The Ten Commandments: In 2003, the Chief Justice of the Alabama Supreme Court was removed from office for defying a federal court order that he remove a monument to the Ten Commandments from his courtroom. Judge Roy Moore’s battle to post the Commandments made him a folk hero in Alabama, and the League of Christian Voters rallied to his side.

While Moore’s campaign got none of the post-election attention of gay marriage, the Ten Commandments issue clearly struck a chord with millions of evangelicals. Being a strong proponent of separating church from state, I cheered the federal court’s removal of Moore from office without giving much thought to why posting the Ten Commandments in public buildings was so unacceptable.

Given that America would be a much better place if people followed at least some of the Commandments, should Democratic candidates lose votes over their stance on this issue?
If more Republicans believed in “Thou Shalt not Kill” we might not have invaded Iraq, and there seems all kinds of ways that progressives could turn the words of the Commandments against right-wing Republicans.

You know the way progressives were motivated to work for Kerry out of concern for the future Supreme Court? Well, the evangelicals want a Court that will uphold the posting of the Commandments. Had John Kerry stated that he would appoint judges who were open to considering this issue, or said something to express understanding or sympathy for Moore and his followers, some infrequent voting evangelicals may have stayed away from the polls.

Moments of Silence: George Bush is on record as strongly supporting allowing public schools to have a one-minute moment of silence to start the day. This position is consistent with his stressing of the importance of prayer, and of the need for government to assist, rather than restrict, the exercise of religion.

Democrats oppose efforts to return prayer to schools. This is another issue that has got nowhere near the attention of gay marriage but is likely significantly more important in moving working-class evangelicals to the Republican side.

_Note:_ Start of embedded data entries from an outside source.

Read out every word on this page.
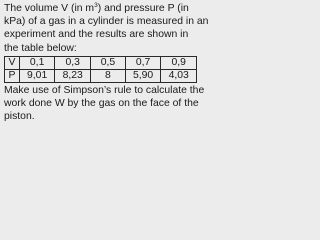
The volume V (in $m^3$) and pressure P (in

kPa) of a gas in a cylinder is measured in an

experiment and the results are shown in

the table below:

V	0,1	0,3	0,5	0,7	0,9
P	9,01	8,23	8	5,90	4,03

Make use of Simpson’s rule to calculate the

work done W by the gas on the face of the

piston.
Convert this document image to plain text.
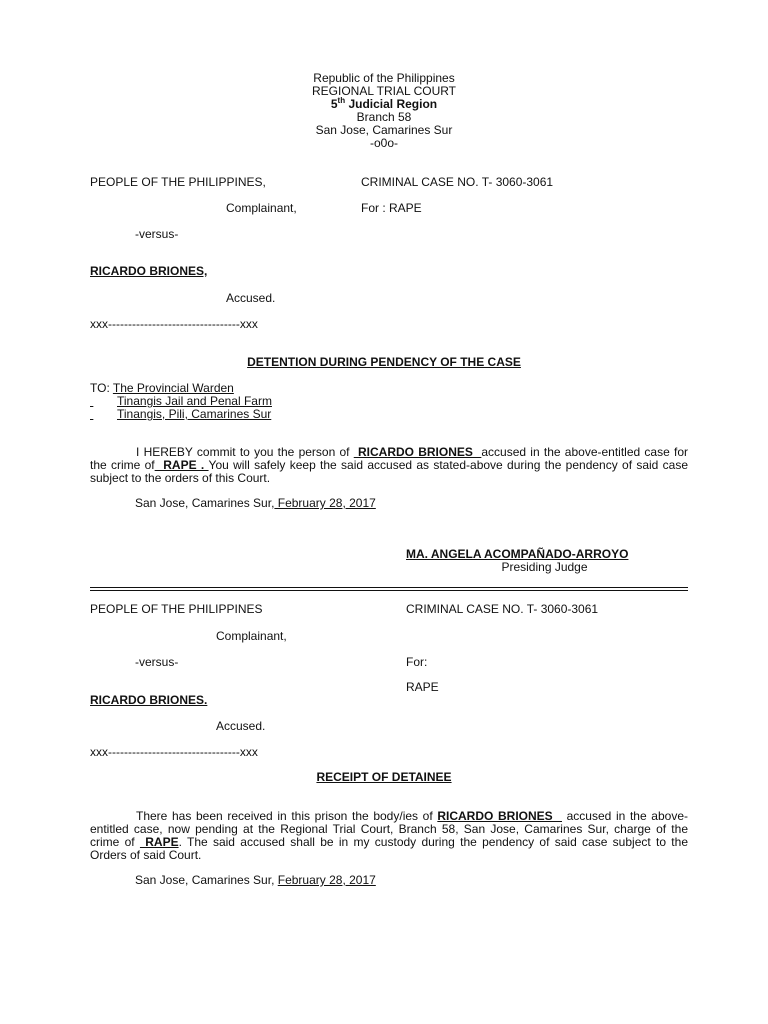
Republic of the Philippines
REGIONAL TRIAL COURT
5th Judicial Region
Branch 58
San Jose, Camarines Sur
-o0o-
PEOPLE OF THE PHILIPPINES,	CRIMINAL CASE NO. T- 3060-3061
Complainant,	For : RAPE
-versus-
RICARDO BRIONES,
Accused.
xxx---------------------------------xxx
DETENTION DURING PENDENCY OF THE CASE
TO: The Provincial Warden
Tinangis Jail and Penal Farm
Tinangis, Pili, Camarines Sur
I HEREBY commit to you the person of  RICARDO BRIONES  accused in the above-entitled case for the crime of  RAPE . You will safely keep the said accused as stated-above during the pendency of said case subject to the orders of this Court.
San Jose, Camarines Sur, February 28, 2017
MA. ANGELA ACOMPAÑADO-ARROYO
Presiding Judge
PEOPLE OF THE PHILIPPINES	CRIMINAL CASE NO. T- 3060-3061
Complainant,
-versus-	For:
RAPE
RICARDO BRIONES.
Accused.
xxx---------------------------------xxx
RECEIPT OF DETAINEE
There has been received in this prison the body/ies of RICARDO BRIONES   accused in the above-entitled case, now pending at the Regional Trial Court, Branch 58, San Jose, Camarines Sur, charge of the crime of  RAPE. The said accused shall be in my custody during the pendency of said case subject to the Orders of said Court.
San Jose, Camarines Sur, February 28, 2017
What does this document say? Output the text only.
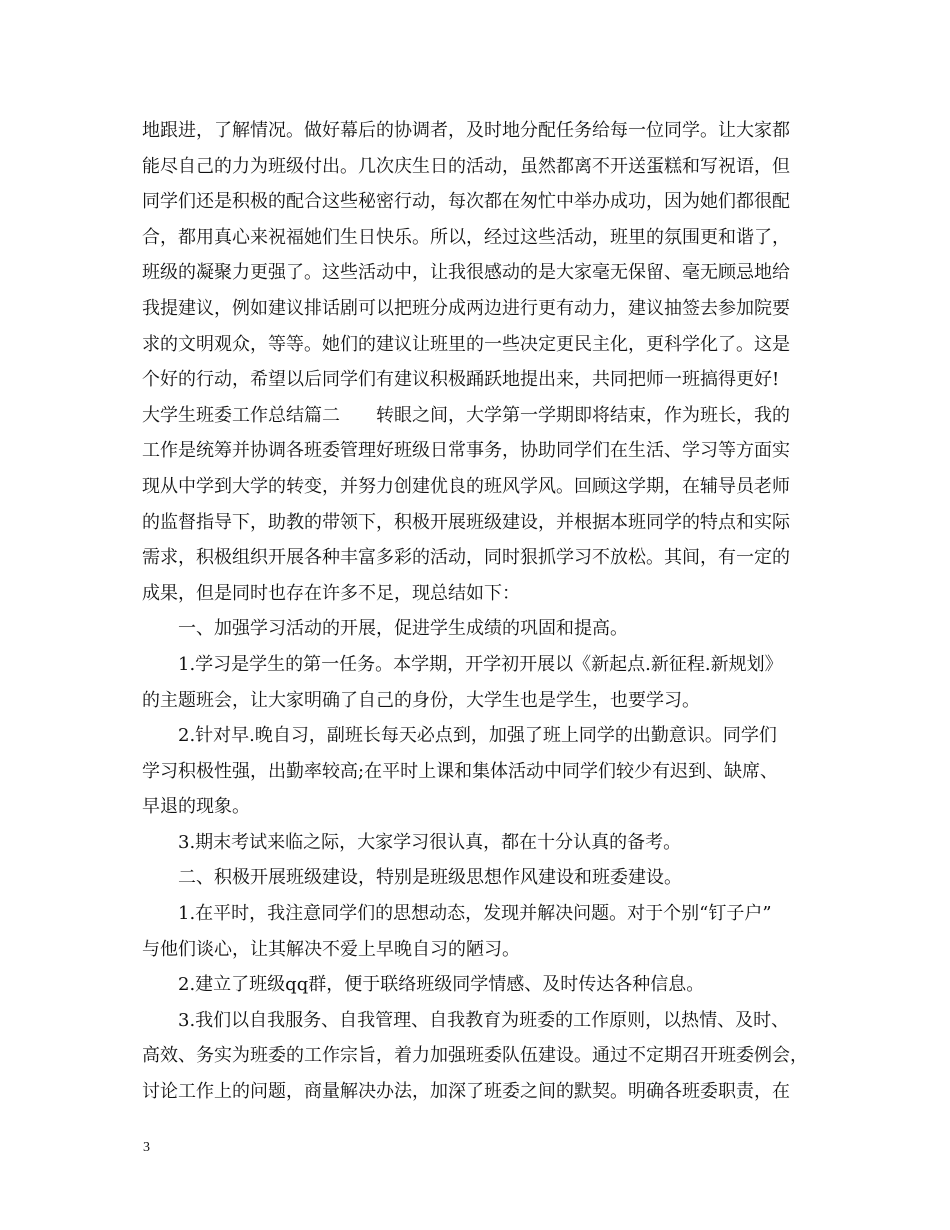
地跟进，了解情况。做好幕后的协调者，及时地分配任务给每一位同学。让大家都
能尽自己的力为班级付出。几次庆生日的活动，虽然都离不开送蛋糕和写祝语，但
同学们还是积极的配合这些秘密行动，每次都在匆忙中举办成功，因为她们都很配
合，都用真心来祝福她们生日快乐。所以，经过这些活动，班里的氛围更和谐了，
班级的凝聚力更强了。这些活动中，让我很感动的是大家毫无保留、毫无顾忌地给
我提建议，例如建议排话剧可以把班分成两边进行更有动力，建议抽签去参加院要
求的文明观众，等等。她们的建议让班里的一些决定更民主化，更科学化了。这是
个好的行动，希望以后同学们有建议积极踊跃地提出来，共同把师一班搞得更好!
大学生班委工作总结篇二　　转眼之间，大学第一学期即将结束，作为班长，我的
工作是统筹并协调各班委管理好班级日常事务，协助同学们在生活、学习等方面实
现从中学到大学的转变，并努力创建优良的班风学风。回顾这学期，在辅导员老师
的监督指导下，助教的带领下，积极开展班级建设，并根据本班同学的特点和实际
需求，积极组织开展各种丰富多彩的活动，同时狠抓学习不放松。其间，有一定的
成果，但是同时也存在许多不足，现总结如下：
一、加强学习活动的开展，促进学生成绩的巩固和提高。
1.学习是学生的第一任务。本学期，开学初开展以《新起点.新征程.新规划》
的主题班会，让大家明确了自己的身份，大学生也是学生，也要学习。
2.针对早.晚自习，副班长每天必点到，加强了班上同学的出勤意识。同学们
学习积极性强，出勤率较高;在平时上课和集体活动中同学们较少有迟到、缺席、
早退的现象。
3.期末考试来临之际，大家学习很认真，都在十分认真的备考。
二、积极开展班级建设，特别是班级思想作风建设和班委建设。
1.在平时，我注意同学们的思想动态，发现并解决问题。对于个别“钉子户”
与他们谈心，让其解决不爱上早晚自习的陋习。
2.建立了班级qq群，便于联络班级同学情感、及时传达各种信息。
3.我们以自我服务、自我管理、自我教育为班委的工作原则，以热情、及时、
高效、务实为班委的工作宗旨，着力加强班委队伍建设。通过不定期召开班委例会，
讨论工作上的问题，商量解决办法，加深了班委之间的默契。明确各班委职责，在
3
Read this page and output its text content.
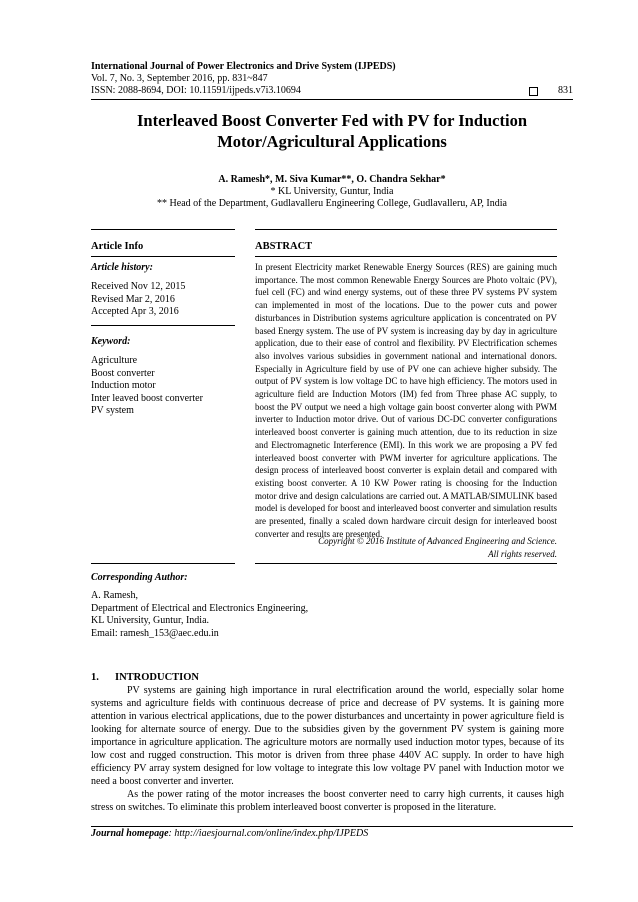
International Journal of Power Electronics and Drive System (IJPEDS)
Vol. 7, No. 3, September 2016, pp. 831~847
ISSN: 2088-8694, DOI: 10.11591/ijpeds.v7i3.10694	831
Interleaved Boost Converter Fed with PV for Induction Motor/Agricultural Applications
A. Ramesh*, M. Siva Kumar**, O. Chandra Sekhar*
* KL University, Guntur, India
** Head of the Department, Gudlavalleru Engineering College, Gudlavalleru, AP, India
Article Info
Article history:
Received Nov 12, 2015
Revised Mar 2, 2016
Accepted Apr 3, 2016
Keyword:
Agriculture
Boost converter
Induction motor
Inter leaved boost converter
PV system
ABSTRACT
In present Electricity market Renewable Energy Sources (RES) are gaining much importance. The most common Renewable Energy Sources are Photo voltaic (PV), fuel cell (FC) and wind energy systems, out of these three PV systems PV system can implemented in most of the locations. Due to the power cuts and power disturbances in Distribution systems agriculture application is concentrated on PV based Energy system. The use of PV system is increasing day by day in agriculture application, due to their ease of control and flexibility. PV Electrification schemes also involves various subsidies in government national and international donors. Especially in Agriculture field by use of PV one can achieve higher subsidy. The output of PV system is low voltage DC to have high efficiency. The motors used in agriculture field are Induction Motors (IM) fed from Three phase AC supply, to boost the PV output we need a high voltage gain boost converter along with PWM inverter to Induction motor drive. Out of various DC-DC converter configurations interleaved boost converter is gaining much attention, due to its reduction in size and Electromagnetic Interference (EMI). In this work we are proposing a PV fed interleaved boost converter with PWM inverter for agriculture applications. The design process of interleaved boost converter is explain detail and compared with existing boost converter. A 10 KW Power rating is choosing for the Induction motor drive and design calculations are carried out. A MATLAB/SIMULINK based model is developed for boost and interleaved boost converter and simulation results are presented, finally a scaled down hardware circuit design for interleaved boost converter and results are presented.
Copyright © 2016 Institute of Advanced Engineering and Science.
All rights reserved.
Corresponding Author:
A. Ramesh,
Department of Electrical and Electronics Engineering,
KL University, Guntur, India.
Email: ramesh_153@aec.edu.in
1. INTRODUCTION

PV systems are gaining high importance in rural electrification around the world, especially solar home systems and agriculture fields with continuous decrease of price and decrease of PV systems. It is gaining more attention in various electrical applications, due to the power disturbances and uncertainty in power agriculture field is looking for alternate source of energy. Due to the subsidies given by the government PV system is gaining more importance in agriculture application. The agriculture motors are normally used induction motor types, because of its low cost and rugged construction. This motor is driven from three phase 440V AC supply. In order to have high efficiency PV array system designed for low voltage to integrate this low voltage PV panel with Induction motor we need a boost converter and inverter.

As the power rating of the motor increases the boost converter need to carry high currents, it causes high stress on switches. To eliminate this problem interleaved boost converter is proposed in the literature.

Journal homepage: http://iaesjournal.com/online/index.php/IJPEDS
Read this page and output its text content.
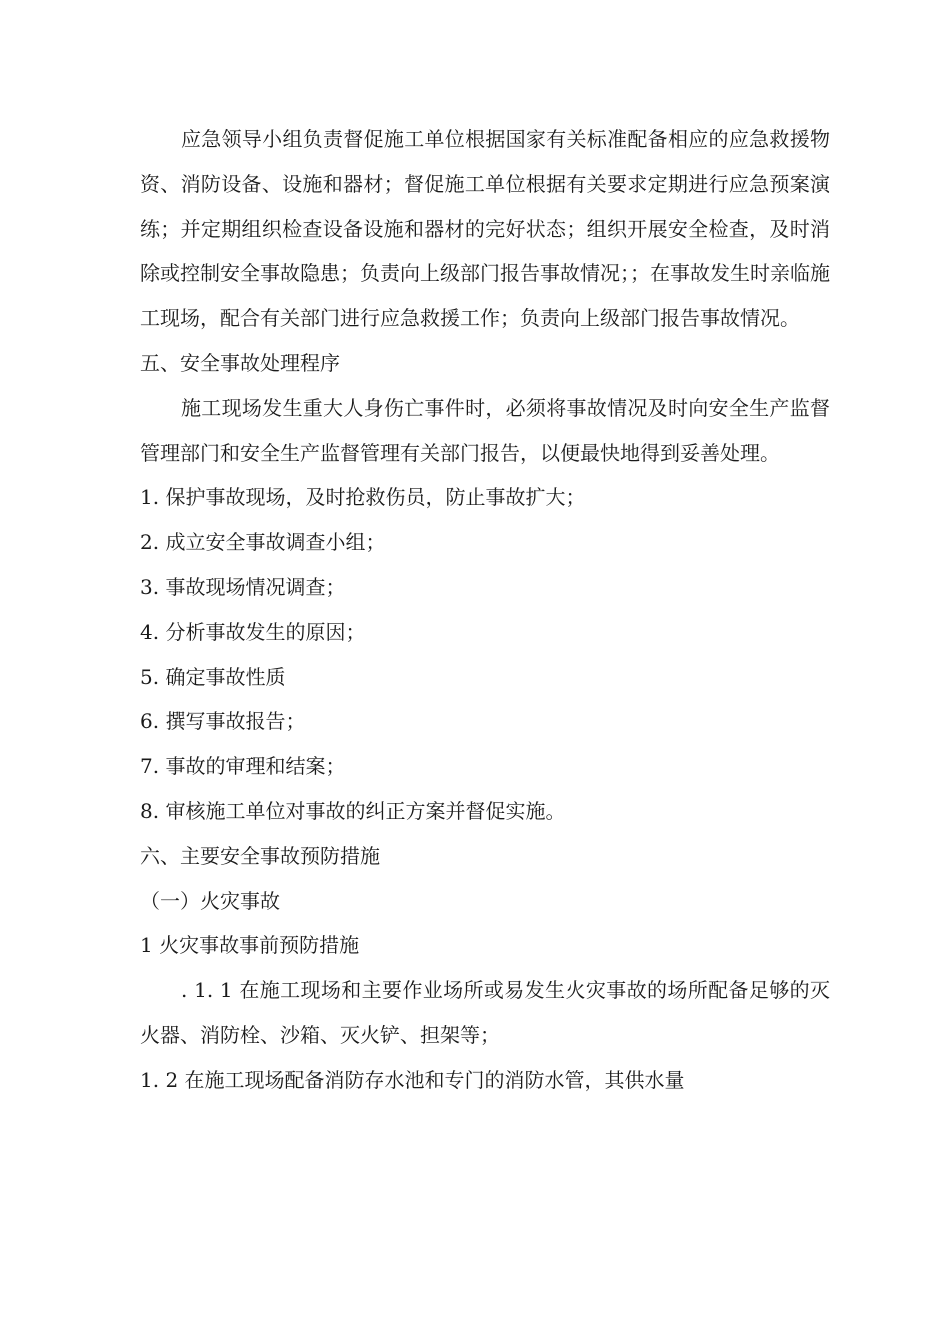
应急领导小组负责督促施工单位根据国家有关标准配备相应的应急救援物资、消防设备、设施和器材；督促施工单位根据有关要求定期进行应急预案演练；并定期组织检查设备设施和器材的完好状态；组织开展安全检查，及时消除或控制安全事故隐患；负责向上级部门报告事故情况；；在事故发生时亲临施工现场，配合有关部门进行应急救援工作；负责向上级部门报告事故情况。

五、安全事故处理程序

施工现场发生重大人身伤亡事件时，必须将事故情况及时向安全生产监督管理部门和安全生产监督管理有关部门报告，以便最快地得到妥善处理。

1. 保护事故现场，及时抢救伤员，防止事故扩大；

2. 成立安全事故调查小组；

3. 事故现场情况调查；

4. 分析事故发生的原因；

5. 确定事故性质

6. 撰写事故报告；

7. 事故的审理和结案；

8. 审核施工单位对事故的纠正方案并督促实施。

六、主要安全事故预防措施

（一）火灾事故

1 火灾事故事前预防措施

. 1. 1 在施工现场和主要作业场所或易发生火灾事故的场所配备足够的灭火器、消防栓、沙箱、灭火铲、担架等；

1. 2 在施工现场配备消防存水池和专门的消防水管，其供水量
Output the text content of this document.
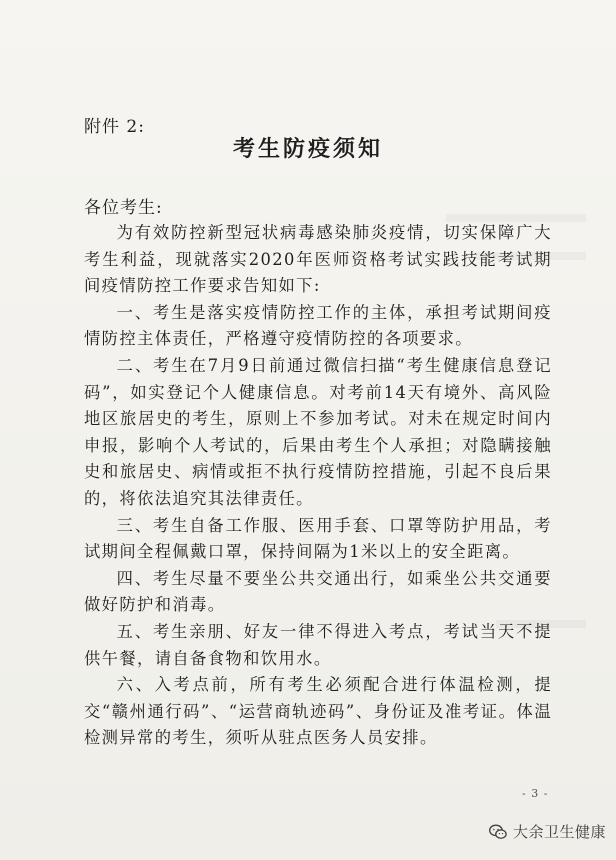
附件 2:
考生防疫须知
各位考生:

为有效防控新型冠状病毒感染肺炎疫情，切实保障广大考生利益，现就落实2020年医师资格考试实践技能考试期间疫情防控工作要求告知如下:

一、考生是落实疫情防控工作的主体，承担考试期间疫情防控主体责任，严格遵守疫情防控的各项要求。

二、考生在7月9日前通过微信扫描“考生健康信息登记码”，如实登记个人健康信息。对考前14天有境外、高风险地区旅居史的考生，原则上不参加考试。对未在规定时间内申报，影响个人考试的，后果由考生个人承担；对隐瞒接触史和旅居史、病情或拒不执行疫情防控措施，引起不良后果的，将依法追究其法律责任。

三、考生自备工作服、医用手套、口罩等防护用品，考试期间全程佩戴口罩，保持间隔为1米以上的安全距离。

四、考生尽量不要坐公共交通出行，如乘坐公共交通要做好防护和消毒。

五、考生亲朋、好友一律不得进入考点，考试当天不提供午餐，请自备食物和饮用水。

六、入考点前，所有考生必须配合进行体温检测，提交“赣州通行码”、“运营商轨迹码”、身份证及准考证。体温检测异常的考生，须听从驻点医务人员安排。

- 3 -
大余卫生健康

It is hard to see how Democrats’ compromising on the moment of silence issue would jeopardize the Party’s core values or weaken its commitment to expanding health care or raising the federal minimum wage. Had John Kerry expressed support for, or openness to considering, the moment of silence, these two critical issues would not be off the political map.

In raising these ideas I am well aware that there are many valid reasons for Democrats not to weaken their opposition to greater religious involvement in the secular world. But one ignores political realities if they believe Democrats can do better in 2006 or 2008 without addressing some of the concerns of evangelical voters.

Some believe that Kerry’s problem was that he was not populist enough, and that working-class evangelicals will vote for a true secular progressive but not a mushy secular liberal. It must be comforting to believe such a premise, but Truman slaughtered Wallace in 1948 and there is little historical support for this claim.

Others argue that demographic shifts in key states and new and improved candidates can bring victory without changing the Democrats message. That is one risky strategy, and it seems to miss the message of America’s last two national elections.

The bottom line is this: we did not know until the night of November 2 that the progressive side could lose a large turnout election. Having learned the truth the hard way, we now need a new message, not simply turnout, to secure future victories.